Posted By Katie Wongthipkongka On March 23, 2011 @ 7:10 am In Folk Beliefs,general,Magic | Comments Disabled

So like there are these small little demons in Indonesia that run around and like steal things. They’re not really humans – I forgot their name – I think it’s like Tukul. But like they’re really small, like half the size of a human. And people like raise them with Black magic and they steal money and things from other people for them. Then the people pay them blood in return. A lot of people I know have seen them. So they’re real. I haven’t seen any though, no. They are really common in the kampongs – the villages. They have red eyes and they’re really scary. They look like naked toddlers but they’re not.

Elizabeth admits that she believes in Black magic, and she believes that it is very frightening. She repeated her fear many times and emphasized the scariness of Black magic. However, she feels that if a person does not tamper with the subject, the person should not be harmed. She said that she learned most of her knowledge of Black magic when she was very young from her maids that raised her in Indonesia. She grew up with these dark notions and horror stories. She specifically mentioned that they were Muslim, which is common for maids in Indonesia. Also, she is convinced that all of her maids could “see stuff,” meaning they felt the lingering of spirits and knew when Black magic was present. When asked if she feels that Muslims tend to believe more in Black magic, she responded that she believes Asian cultures generally tend to believe in this type of matter and actually practice it more than Western cultures. According to Elizabeth, Western cultures are more modern and have an attitude and mindset that “I can do something about it,” while Asian cultures tend to be more spiritual, religious, and submissive. This causes Asian cultures to be more susceptible to belief in these types of subjects.

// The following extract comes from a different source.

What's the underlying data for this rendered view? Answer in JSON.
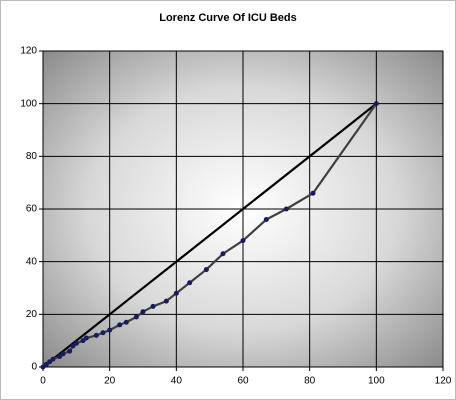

The belief in these demons that was expressed by Elizabeth resides in the realm of witchcraft and magic. It is considered magic because the people actually engage in actions. It can also be considered folk belief because the existence of these creatures has not been scientifically proven. Despite how widely and strongly this belief resonates within Indonesian culture, it is still a belief nonetheless. Yet, this belief greatly affects the mindset and everyday lives of the people.